Al contrario que en sus obras previas, aquí JFB no dispara a la cabeza del lector en cuanto este abre el libro. Nada de plantear el conflicto y echar a correr, sino que se toma su tiempo para presentar la situación y todavía más para que comience la acción. En las primeras páginas conocemos a Ellen, interna en un psiquiátrico que se despierta en su último día en la institución. Por lo que parece, nada raro le pasa. Quizá sufrió una crisis de ansiedad y solo necesitaba reposo. Sin embargo, algún detalle discordante nos avisa de que algo no va del todo bien. Una vez fuera del manicomio, JFB se deleita en una aparentemente interminable búsqueda de una llave. Al final resulta que la llave siempre estuvo allí, pero nosotros seguimos sin saber qué está pasando aquí. ¿Algo demasiado obviamente simbólico? En realidad, todo el libro juega en una doble (al menos) dimensión, un contraste entre lo que nos cuenta (siempre desde el punto de vista de Ellen, aunque no en primera persona) y lo que poco a poco vamos intuyendo. Es decir, la marca de la gran literatura, la que no se conforma con la descripción, sino que exige de la participación del lector para completar la historia.
Así, la personalidad disociada de Ellen es un elemento más de este juego de espejos, desdoblamientos y mezcla entre realismo y onirismo. En esta novela de misterio la cuestión no es descubrir al asesino, sino saber qué está pasando. Bardin no habla de víctimas y criminales en el sentido habitual; tampoco en el relativista, según el cual ambos son lo mismo, sino que se centra en la figura de la desvalida Ellen para que, exclusivamente a través del estilo, podamos ponernos en su piel. Y la sensación no es nada agradable. A cada página nos encontramos con nuevas pistas, pero también con más incógnitas que hacen el embrollo cada vez más difícil de desentrañar. Para complicar aún más las cosas, Ellen viaja a menudo al pasado en lo que en una novela convencional serían pasajes explicativos. Ah, está loca porque de pequeña. Ah, esa muerte se debió a que. Pero esto solo responde a la cuestión más pedestre de la investigación, a recompensar la necesidad de orden del lector. Lo que permanece en las brumas es ese mundo desquiciado del cerebro de Ellen. Sus traumas, su miedo permanente, su propia incapacidad para comprender. Y todo esto se le contagia al lector. Ni tan siquiera se puede hablar de empatía, pero sí de una tremenda compasión.

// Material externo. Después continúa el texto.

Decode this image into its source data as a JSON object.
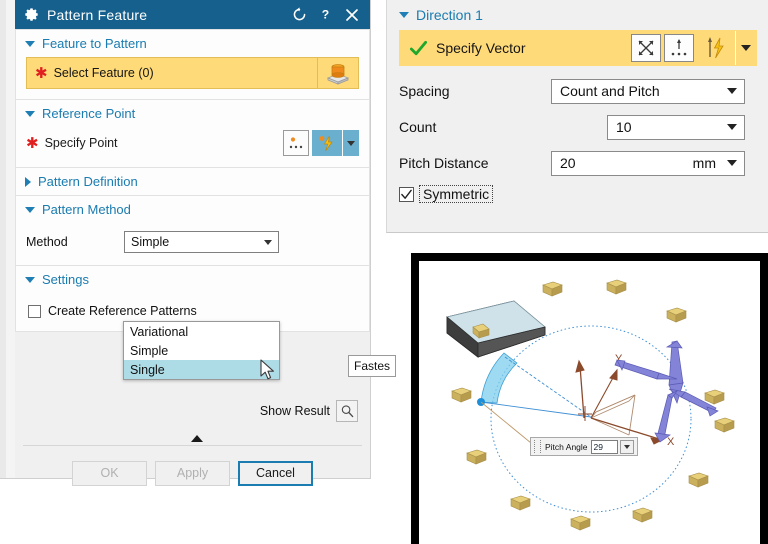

Por supuesto, no desvelaré el impactante final, pero sí puedo decir que, aunque desvelado el misterio, permanece la incertidumbre. Situado en el centro del laberinto que ha creado la mente de Ellen, el lector no puede menos que apiadarse de su total desamparo, de su incapacidad para adaptarse a una vida que parece no tener sentido. «Si había algo allí, algo no tan remoto que no pudiera, en un instante, acercarse a ella y abrumarla, ¿cómo podría llegar a conocerlo y, al conocerlo, derrotarlo? ¿Sería suficiente el viejo truco para separar la razón de la emoción?». Si algo queda claro, es la respuesta a esta pregunta. Y no es nada tranquilizadora.